Autoimmunity in kidney diseases.

Abstract

Renal involvement in autoimmunity has many facets. Glomerular, tubular and vascular structures are targeted and damaged as a consequence of autoimmune processes. Most dramatic and life-threatening causes are observed with diseases that result in rapidly progressive glomerulonephritis (GN), frequently accompanied by involvement of additional non-renal organs. Typical diseases with these characteristics are anti-neutrophil cytoplasmic antibody (ANCA)-associated vasculitidis, anti-glomerular basement membrane (anti-GBM) GN and proliferative lupus nephritis. The leading cause of rapidly progressive GN is ANCA-associated GN and is the main focus of this article.
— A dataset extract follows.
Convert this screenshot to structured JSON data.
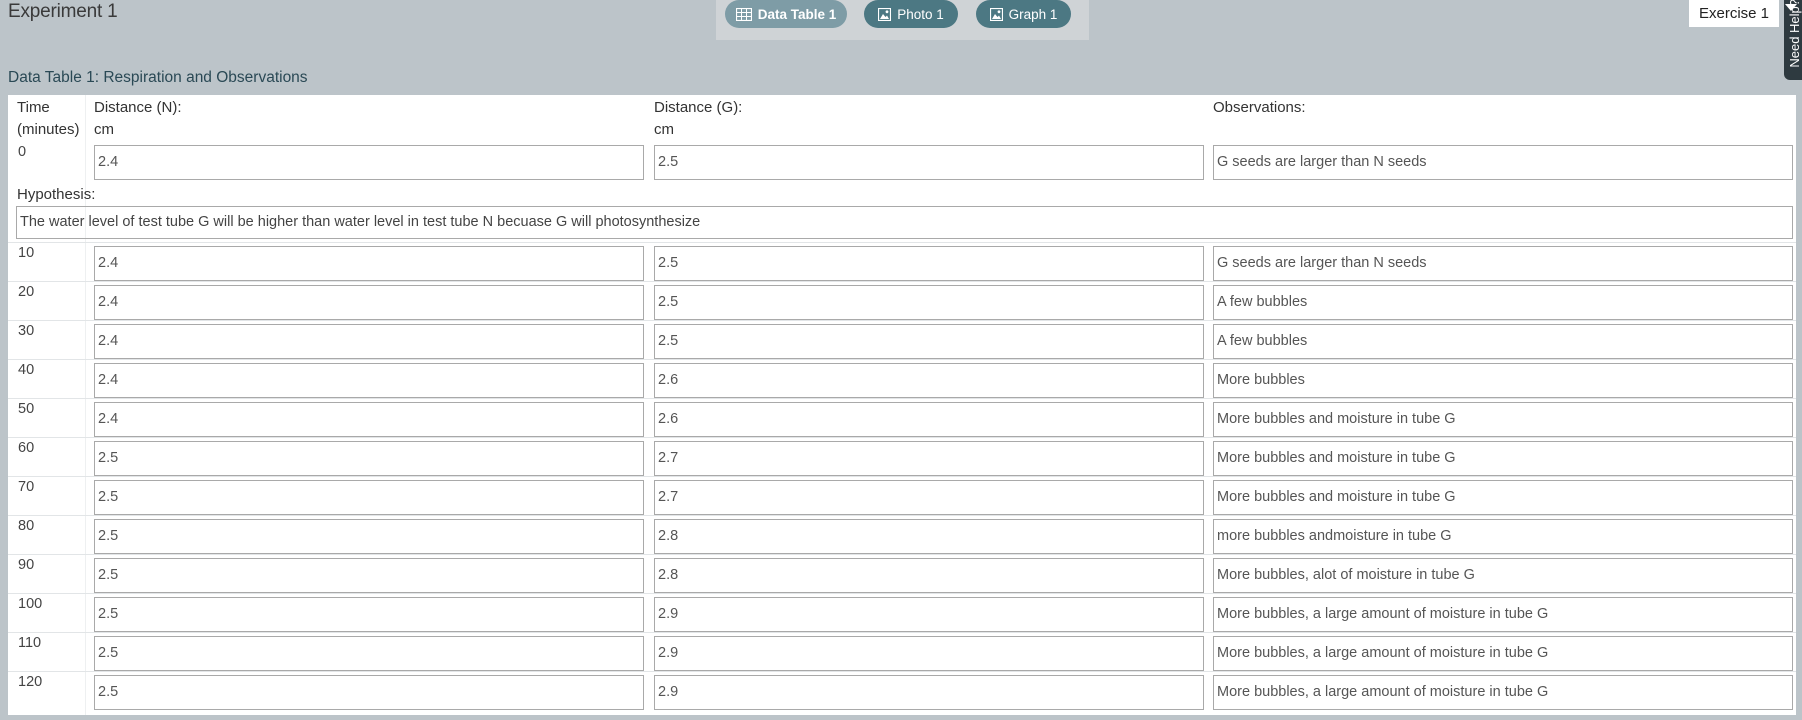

Two major ANCA antigens have been described, namely proteinase 3 (PR3), with a cytoplasmic immunfluorescence staining pattern, and myeloperoxidase (MPO), with a perinuclear pattern. ANCA-associated diseases include Wegener's granulomatosis (WG), microscopic polyangiitis (MPA), Churg-Strauss syndrome (CSS) and a renal limited disease form that presents solely with necrotizing crescentic GN. Because of the strong ANCA association with the aforementioned diseases, ANCA has become a valuable diagnostic tool for clinicians. Moreover, a variety of in vitro and in vivo findings have established the causal role of ANCA in the disease development. Recently, the membrane-PR3 expression pattern on neutrophils was shown to have clinical significance, suggesting membrane-PR3 as a novel biomarker. Furthermore, the data demonstrate that membrane-PR3 expression is restricted to a stable subset of neutrophils. This subset is determined by the existence of the glycosylphosphatidylinositol (GPI)-anchored NB1 receptor (CD177). Better understanding of the PR3-NB1 interaction may have therapeutic implications with the development of more selective drugs.